Chattoo entered the day in second and held on for a runner-up finish, scoring a personal-best 7,348 points to edge Balczak by an 11-point margin. Freshman Corey Reid entered the day in 14th place and maintained his position throughout the next four events before winning the 1500 meters to climb to 11th in the final standings with 6,777 points. Cody Thomas, a senior from Alaska Anchorage, won the event with a score of 7,590 points.

Chattoo’s score was a 172-point improvement on his qualifying score, and Balczak improved his season-best score by 61 points to climb to 23rd on the U.S. national performance list.

Chattoo and Balczak posted the two fastest times in the 110-meter hurdles, with Chattoo running in 14.21 seconds while Balczak posted a season-best of 14.63 seconds. Chattoo followed with another event win, throwing the discus 41.99 meters (137-feet, 9-inches), and Balczak was fourth with a toss of 39.47 meters (129-feet, 6-inches).

All three Cougars safely cleared at least one height in the pole vault, with Balczak claiming the second-best height in the event with a clearance of 4.60 meters (15-feet, 1-inch).
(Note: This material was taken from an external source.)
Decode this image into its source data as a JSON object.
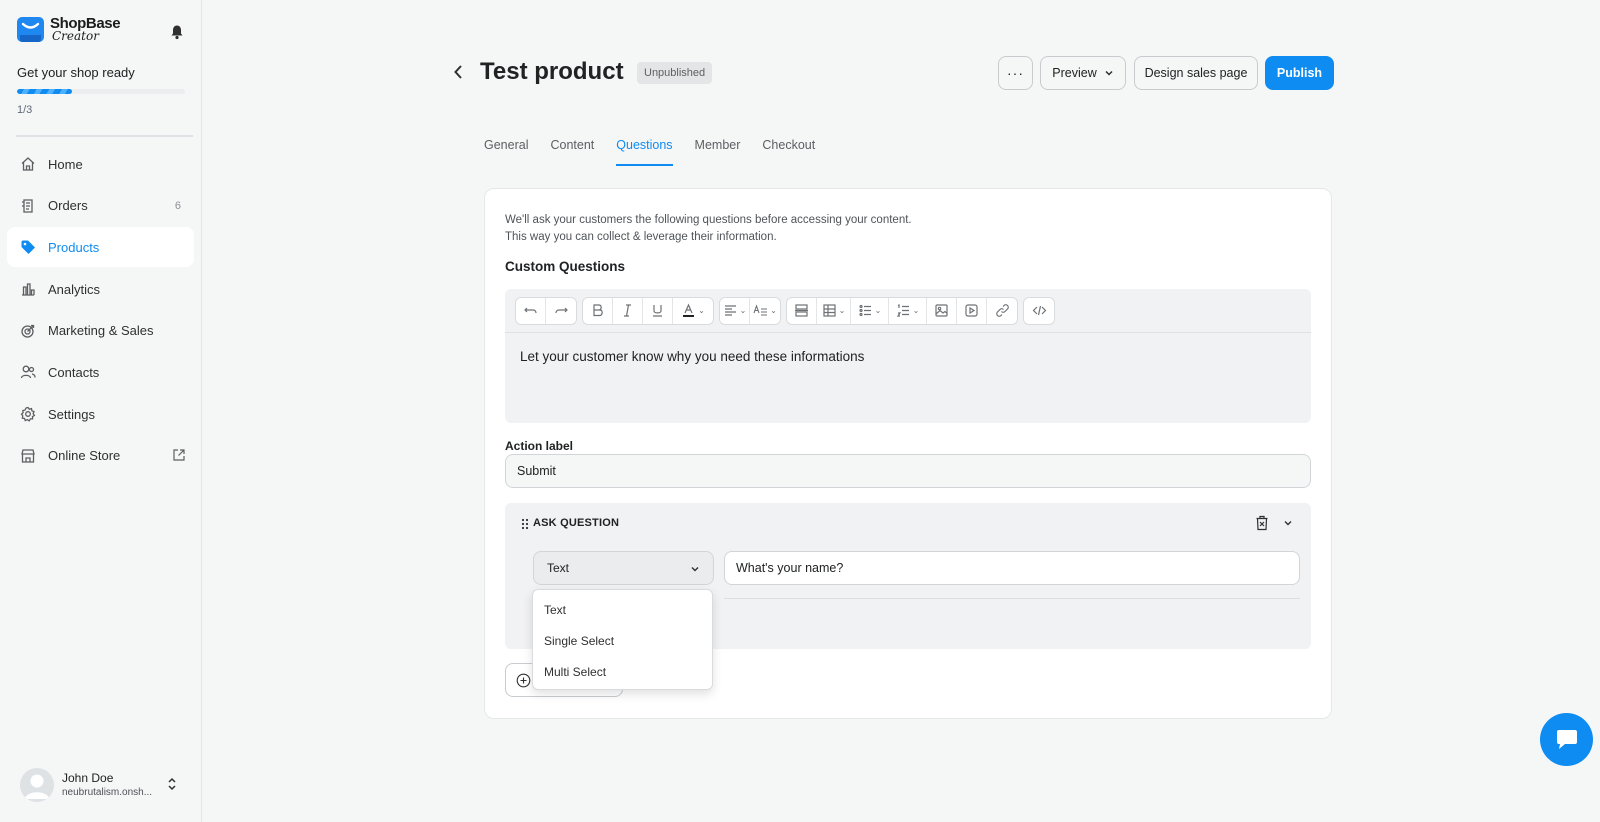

Chattoo pulled within 10 points of the leader with a personal-record javelin throw of 58.29 meters (191-feet, 3-inches), which was also his third event victory of the day, while Balczak also notched a season-best mark in the javelin at 51.58 meters (169-feet, 3-inches).

In the final event, Reid recorded a time of 4:29.49 to win the 1500 meters, while Balczak notched a season-best time of 4:48.17. Chattoo’s time of 5:26.01 was just enough for him to hang on for second place.


Poullard made his All-American performance look easy, as he cleared his opening attempts at the first three heights after entering the competition at 2.05 meters (6-feet, 8.75-inches). He was one of 14 jumpers remaining after his first jump, and the field dwindled to 10 after he cleared 2.09 meters (6-feet, 10.25-inches). He was one of five jumpers to clear 2.13 meters (6-feet, 11.75-inches), guaranteeing him an All-American performance.

Because he didn’t miss a jump prior to his three attempts at 2.16 meters (7-feet, 1-inch), Poullard claimed third place over the other two jumpers who also cleared the same height but missed earlier attempts in the competition. Poullard was making his second national championship appearance after competing in heptathlon and high jump at the indoor championships earlier this year, but his third-place finish was his first All-American honor.


A three-time All-American (twice in weight throw and once in hammer), Panapa made her first NCAA championship appearance in the discus and finished in 10th place overall. Needing to finish in the top-nine of the preliminary rounds, Panapa was edged for the ninth spot in the finals by a margin of just three centimeters. Her best throw came in the opening round of competition when she threw 46.59 meters (152-feet, 10-inches) on her opening attempt. Panapa finished third in her flight, but the second flight of throws resulted in seven more ahead of Panapa, dropping her to 10th overall and eliminating her from the finals.

Booker also gave herself an opportunity at the finals by placing fifth in the first flight of the triple jump with a personal-best mark of 12.16 meters (39-feet, 10.75-inches). However, nine of the 11 competitors in the second flight surpassed Booker’s mark to eliminate her from competing in the finals. Cydnie Jones finished 19th overall in the women’s 200 meters, clocking a time of 24.72 seconds.